– What happens when you access a website?
– How does the browser know what content to show?
You probably have a basic understanding of what happens behind the scenes when you access a website and how informations are sent to our computers via the internet but lets take a deeper look at the sequence of events that actually take place.
How does it work?
Lets start by typing a URL in the browser and pressing enter. For this example I’ll use
1. DNS Lookup
First of all what is a DNS?
A DNS (Domain Name System) is basically a translation of your familiar domain name (www.cubui.com) into an IP address your browser can use (188.8.131.52). The IP address belongs to the computer which hosts the server of the website you are trying to access.
Now that you know what a DNS is, a DNS lookup is the process of figuring out what is the IP address for the visited domain and return it from the DNS server. This is like looking up a phone number in a phone book.
This process contains 5 steps:
- The first step is checking the browser cache which contains a repository of DNS records for websites you have previously visited. Depending on the browser, these records are usually cached for a fixed duration.
- If the DNS record was not found in the browser cache, the next step is to check the OS cache.
- The next check will be done in the router cache.
- If no record was found in the previous 3 caches, the last cache check will be done in the ISP cache.
- Obviously, the first time you visit a website, all 4 cache checks will fail so a OS recursive query to DNS resolver will be done.
The operating system doesn’t know where
www.cubui.comis and it starts to query a DNS resolver. This query contains a special flag to mark it as a recursive query. When the DNS resolver completes the recursion, it will respond with an IP address or an error.
2. Browser starts TCP handshake with the server
After the OS finds the IP address for the website you’re trying to visit, it sends it to the browser which will then initiate the TCP connection to start loading the page. The process used to establish this connection is known as a TCP/IP three-way handshake.
How does TCP/IP three-way handshake work?
- First, the client sends a SYN(synchronize) packet to the server over the internet asking if it is open for new connections.
- The server will respond with a SYN/ACK packet if the server has open ports ready to accept and initiate a new connection.
- Lastly, the client will receive the SYN/ACK packet from the server and will acknowledge it by sending an ACK packet back to the server.
3. HTTP transaction
Once the TCP connection is established and ready for data transmission, the HTTP transaction begins.
There are 4 stages during a HTTP transaction:
- Connection – The client connects to the server.
- Request – The client requests information from the server.
- Response – The server will send a response back to the client.

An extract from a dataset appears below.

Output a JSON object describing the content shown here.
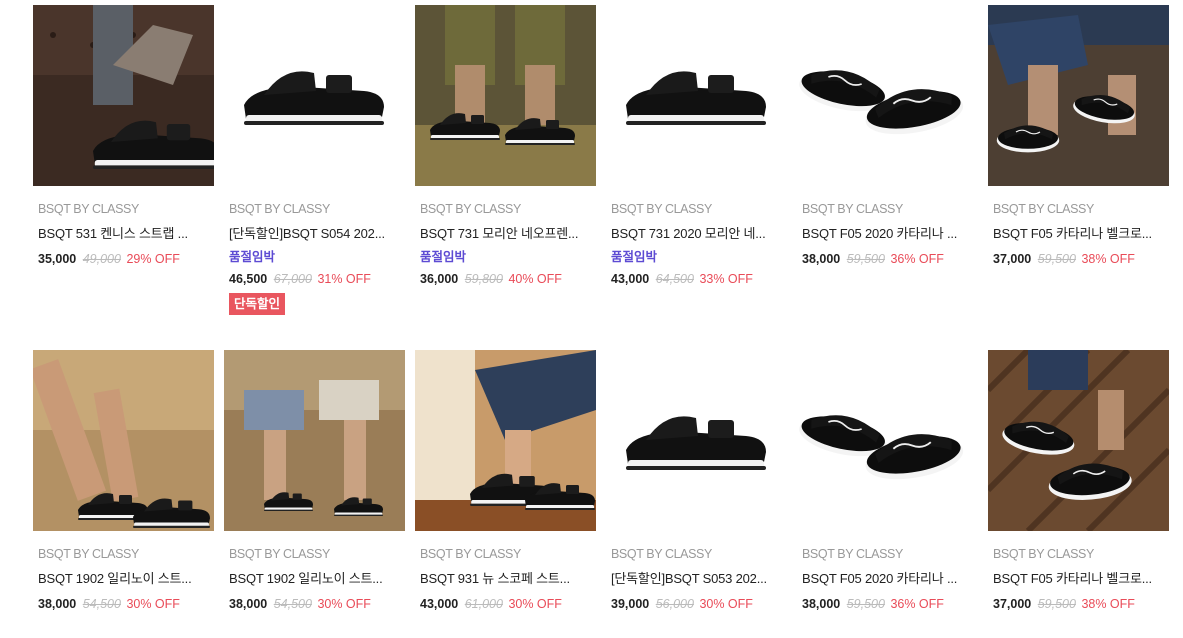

The response could be the information requested by the client or a rejection. Each response contains a status code which will determine the status of the response.
There are five types of status codes using a numerical code.
- 1xx indicates an informational message only.
- 2xx indicates success of some kind.
- 3xx redirects the client to another URL.
- 4xx indicates an error on the client’s part.
- 5xx indicates an error on the server’s part.
- Close – The transaction is terminated by the client and server or just by one of them.
4. Rendering the HTML begins
The browser starts to render the HTML content in different phases.
- The bare bone HTML skeleton will be rendered first.
- Depending on the HTTP headers returned by the server, the static files can be cached by the browser so it doesn’t have to fetch them again the next time you visit the page.
Even though there are many things happening behind the scenes, in an ideal scenario all these 4 stages should take less than a second. I hope you have a better idea now of what happens when you visit a website.